こちらが売る側なため、もし警察にでも嗅ぎつけられたらと気が気ではない。
前中はきっとそうなったとしても、裏から手を回し無かったことにするだろうが、その後の荒れ方を考えると穏便に済ませてしまいたい。
一般の会社では”葉っぱ”や”チャカ”なんていう言葉は耳にしないだろう。
前中の経営している会社は主に株の取引を中心に、フィナンシャルプランナーによる資産運営を顧客へ提示する業務の一方、金融会社も経営していた。
そしてどちらの会社においても先ほどの言葉を聞くことは疎か、口にすることもないだろう。
しかし、前中にはもう一つの裏の顔が隠されており、それ故に前中は一部の人間に対して非常に恐れられていた。
「万が一のことも考えて、虎城組にも断りを入れておきます」
「よろしくお願いします」
虎城組というのは、関東でも三指に入ると言われている指定暴力団の一つであり、前中とは深い関係を持っていた。
前中は表向き青年実業家としていくつもの会社を経営していたが、その裏では指定暴力団松山会系の三次団体である楠本組の若頭として広くその世界では知られていた。
前中がどうしてこの世界に入ってきたのか、それはあまり知られていないが、気づいた時には「悪魔」と呼ばれ、恐れられるまでになっていた。
そんな本性を前中は経営している会社では一切見せてはいなかった。
少しでも知ったなら、誰一人としてこの会社に残ることはないだろう。
そんな前中の秘書である人間もご多分に漏れず、組関係の人間だった。
前中の裏も表も知る秘書という仕事はかなり精神的にも肉体的にも大変で、今までにも何人となく辞めていっていた。
現在の秘書はすでに二年は今の地位を守っており、歴代一位の記録を打ち立てている。
二時間も経たないうちに秘書の電話が鳴り、メールの相手が分かったという知らせが入った。
「社長」
秘書はできるだけ、どんな場面であったとしても前中のことを「社長」と呼ぶようにしていた。
万が一にも「若頭」と呼ぶところを誰かに聞かれれば痛くない腹を探られることになるからだった。
「男だったそうです」
「そうですか」
前中はそれを聞いても特に興味を惹かれることはなく、
「それじゃあ、葉っぱがどれぐらいの効力があるのか実験する材料にでもしましょうか」
とだけ提案をした。
「詳しい内容はもう少し後で上がってきます」
「分かりました」
「今後の対応としては、お礼を直接言いたいという名目で食事に誘うつもりです。
食事場所はもちろんウチの系列に行かせますが、その後は『アリス』に連れていく予定です。
そこでミナミと引き合わせ、まずは既成事実を作らせます。
その後は・・・」
「それでいいんじゃないですか」
秘書の計画に、前中は口を挟むことはなかった。
それを了承と受け取り、さっそく丸木達に連絡を取った。
電話の相手はさっき立てた計画を話すと、
『今度は大丈夫です。
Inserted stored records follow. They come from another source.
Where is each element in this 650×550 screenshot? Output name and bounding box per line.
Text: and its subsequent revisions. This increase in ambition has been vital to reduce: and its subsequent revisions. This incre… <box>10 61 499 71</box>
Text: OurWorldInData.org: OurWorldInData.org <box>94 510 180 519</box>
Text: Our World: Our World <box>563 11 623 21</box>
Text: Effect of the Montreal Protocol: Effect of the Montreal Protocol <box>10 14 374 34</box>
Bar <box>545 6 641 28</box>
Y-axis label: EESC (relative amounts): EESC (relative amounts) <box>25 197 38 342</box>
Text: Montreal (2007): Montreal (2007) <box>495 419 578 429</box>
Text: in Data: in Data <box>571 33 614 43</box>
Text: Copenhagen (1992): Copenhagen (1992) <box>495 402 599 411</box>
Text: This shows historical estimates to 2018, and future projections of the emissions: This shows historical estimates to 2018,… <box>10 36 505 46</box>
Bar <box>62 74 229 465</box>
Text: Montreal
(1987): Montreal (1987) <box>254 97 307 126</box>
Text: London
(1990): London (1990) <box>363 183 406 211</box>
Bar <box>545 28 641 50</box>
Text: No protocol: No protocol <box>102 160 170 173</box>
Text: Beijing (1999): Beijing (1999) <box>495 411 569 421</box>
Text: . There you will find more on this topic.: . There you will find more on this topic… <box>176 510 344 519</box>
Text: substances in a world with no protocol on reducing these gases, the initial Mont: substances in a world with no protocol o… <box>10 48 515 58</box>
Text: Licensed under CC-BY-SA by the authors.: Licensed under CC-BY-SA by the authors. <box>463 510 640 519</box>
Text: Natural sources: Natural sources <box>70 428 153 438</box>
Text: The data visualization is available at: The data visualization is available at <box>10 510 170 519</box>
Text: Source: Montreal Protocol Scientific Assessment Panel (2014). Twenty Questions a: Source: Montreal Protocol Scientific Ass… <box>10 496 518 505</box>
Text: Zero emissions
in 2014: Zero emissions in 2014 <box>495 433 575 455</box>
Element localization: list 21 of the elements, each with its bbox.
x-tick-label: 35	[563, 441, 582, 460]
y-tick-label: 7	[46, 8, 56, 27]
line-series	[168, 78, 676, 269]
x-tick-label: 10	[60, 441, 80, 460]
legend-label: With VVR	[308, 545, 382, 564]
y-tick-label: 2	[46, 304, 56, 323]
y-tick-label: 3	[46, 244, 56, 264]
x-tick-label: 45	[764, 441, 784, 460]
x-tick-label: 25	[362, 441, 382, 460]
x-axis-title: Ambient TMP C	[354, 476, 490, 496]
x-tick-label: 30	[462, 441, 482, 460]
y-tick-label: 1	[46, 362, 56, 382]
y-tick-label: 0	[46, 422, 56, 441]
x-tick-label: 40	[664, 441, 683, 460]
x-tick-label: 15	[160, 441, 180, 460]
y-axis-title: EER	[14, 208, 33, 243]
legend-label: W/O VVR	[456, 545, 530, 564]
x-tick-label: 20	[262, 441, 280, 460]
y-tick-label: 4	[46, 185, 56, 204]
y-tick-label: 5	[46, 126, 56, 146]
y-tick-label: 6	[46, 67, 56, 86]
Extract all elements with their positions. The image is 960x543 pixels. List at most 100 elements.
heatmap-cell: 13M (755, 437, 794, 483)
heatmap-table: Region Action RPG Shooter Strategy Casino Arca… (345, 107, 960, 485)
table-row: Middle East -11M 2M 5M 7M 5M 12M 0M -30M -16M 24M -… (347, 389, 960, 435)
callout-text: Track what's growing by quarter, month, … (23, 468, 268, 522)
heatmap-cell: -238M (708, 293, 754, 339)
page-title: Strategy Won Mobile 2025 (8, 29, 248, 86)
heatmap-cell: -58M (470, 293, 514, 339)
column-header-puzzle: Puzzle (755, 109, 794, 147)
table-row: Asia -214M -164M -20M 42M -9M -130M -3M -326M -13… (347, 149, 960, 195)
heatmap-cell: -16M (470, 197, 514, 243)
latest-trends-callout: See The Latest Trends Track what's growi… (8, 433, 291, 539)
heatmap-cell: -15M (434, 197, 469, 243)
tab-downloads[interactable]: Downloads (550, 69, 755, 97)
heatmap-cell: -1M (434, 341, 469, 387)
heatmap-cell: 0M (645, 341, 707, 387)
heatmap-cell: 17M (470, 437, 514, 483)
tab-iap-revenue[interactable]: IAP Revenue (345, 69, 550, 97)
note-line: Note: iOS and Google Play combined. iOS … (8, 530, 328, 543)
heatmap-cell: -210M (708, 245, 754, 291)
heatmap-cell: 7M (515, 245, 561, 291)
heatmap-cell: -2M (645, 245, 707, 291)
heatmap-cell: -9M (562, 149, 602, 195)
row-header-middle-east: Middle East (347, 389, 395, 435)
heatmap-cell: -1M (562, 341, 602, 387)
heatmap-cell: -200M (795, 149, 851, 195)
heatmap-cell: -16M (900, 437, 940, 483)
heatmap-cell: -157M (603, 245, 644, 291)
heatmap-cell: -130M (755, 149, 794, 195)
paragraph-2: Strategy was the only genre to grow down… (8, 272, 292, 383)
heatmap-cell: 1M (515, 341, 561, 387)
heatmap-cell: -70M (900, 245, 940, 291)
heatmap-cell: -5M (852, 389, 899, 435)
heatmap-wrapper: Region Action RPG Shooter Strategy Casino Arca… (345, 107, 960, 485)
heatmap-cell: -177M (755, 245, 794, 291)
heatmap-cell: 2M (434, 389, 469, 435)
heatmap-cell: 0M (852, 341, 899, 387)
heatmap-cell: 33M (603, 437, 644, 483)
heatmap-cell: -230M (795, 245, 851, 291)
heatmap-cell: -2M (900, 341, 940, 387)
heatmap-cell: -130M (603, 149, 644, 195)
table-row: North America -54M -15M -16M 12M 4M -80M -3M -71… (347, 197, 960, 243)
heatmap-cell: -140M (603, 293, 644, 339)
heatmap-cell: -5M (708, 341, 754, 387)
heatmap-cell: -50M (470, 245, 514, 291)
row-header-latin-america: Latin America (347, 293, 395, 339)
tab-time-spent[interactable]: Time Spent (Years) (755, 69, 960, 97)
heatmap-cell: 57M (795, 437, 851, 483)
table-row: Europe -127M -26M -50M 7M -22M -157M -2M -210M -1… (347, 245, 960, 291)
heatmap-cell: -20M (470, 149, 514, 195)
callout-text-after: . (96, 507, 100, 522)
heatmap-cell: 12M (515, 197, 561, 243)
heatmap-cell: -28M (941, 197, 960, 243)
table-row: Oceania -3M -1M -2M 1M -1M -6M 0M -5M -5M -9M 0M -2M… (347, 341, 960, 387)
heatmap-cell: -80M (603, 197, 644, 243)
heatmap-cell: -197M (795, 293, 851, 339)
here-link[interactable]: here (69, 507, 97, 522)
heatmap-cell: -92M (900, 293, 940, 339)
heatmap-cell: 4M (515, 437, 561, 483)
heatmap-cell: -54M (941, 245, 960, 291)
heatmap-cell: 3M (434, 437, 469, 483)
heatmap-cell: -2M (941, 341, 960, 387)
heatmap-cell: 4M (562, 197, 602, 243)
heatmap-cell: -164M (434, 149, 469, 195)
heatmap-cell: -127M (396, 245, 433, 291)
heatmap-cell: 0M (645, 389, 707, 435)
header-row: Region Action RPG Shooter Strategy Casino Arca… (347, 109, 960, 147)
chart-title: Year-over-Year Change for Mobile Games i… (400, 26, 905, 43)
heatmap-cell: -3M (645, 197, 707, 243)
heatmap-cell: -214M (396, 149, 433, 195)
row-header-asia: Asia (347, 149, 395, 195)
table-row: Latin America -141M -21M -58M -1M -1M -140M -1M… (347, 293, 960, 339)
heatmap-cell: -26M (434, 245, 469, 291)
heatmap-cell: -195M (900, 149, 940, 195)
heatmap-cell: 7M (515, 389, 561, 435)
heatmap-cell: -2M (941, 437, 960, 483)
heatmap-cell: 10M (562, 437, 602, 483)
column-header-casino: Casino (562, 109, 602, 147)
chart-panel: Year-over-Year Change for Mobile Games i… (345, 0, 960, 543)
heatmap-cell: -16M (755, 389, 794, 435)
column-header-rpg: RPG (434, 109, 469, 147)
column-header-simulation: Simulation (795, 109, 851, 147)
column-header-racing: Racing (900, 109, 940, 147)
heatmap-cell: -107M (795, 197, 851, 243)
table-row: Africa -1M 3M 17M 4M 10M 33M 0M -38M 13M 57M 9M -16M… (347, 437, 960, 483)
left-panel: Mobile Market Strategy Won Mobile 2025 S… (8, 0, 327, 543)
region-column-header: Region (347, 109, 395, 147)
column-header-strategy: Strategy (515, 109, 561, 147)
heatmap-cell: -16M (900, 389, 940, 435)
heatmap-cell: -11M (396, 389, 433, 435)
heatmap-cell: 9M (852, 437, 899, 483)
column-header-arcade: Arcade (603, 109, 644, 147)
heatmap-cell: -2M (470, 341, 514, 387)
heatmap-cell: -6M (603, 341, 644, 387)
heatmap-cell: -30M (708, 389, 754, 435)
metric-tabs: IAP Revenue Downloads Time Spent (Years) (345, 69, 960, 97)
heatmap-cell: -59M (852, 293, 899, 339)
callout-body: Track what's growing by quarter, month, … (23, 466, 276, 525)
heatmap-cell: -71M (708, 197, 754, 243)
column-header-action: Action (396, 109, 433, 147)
上手くやります、だから・・・』
と前中への命乞いを頼んできた。
「逐一報告してくることを忘れるな」
秘書はそんな言葉を無視する形で通話を一方的に切ると、
「丸木達だけには任せておくのは心配ですので、別の人間にも」
自分の考えを前中に伝えると、
「それも任せます」
前中はそれ以上興味を失ったかのように、仕事に戻っていた。
まさかその男が前中の人生を大きく変えるような人間だとは、その時誰も想像も予想もできなかった。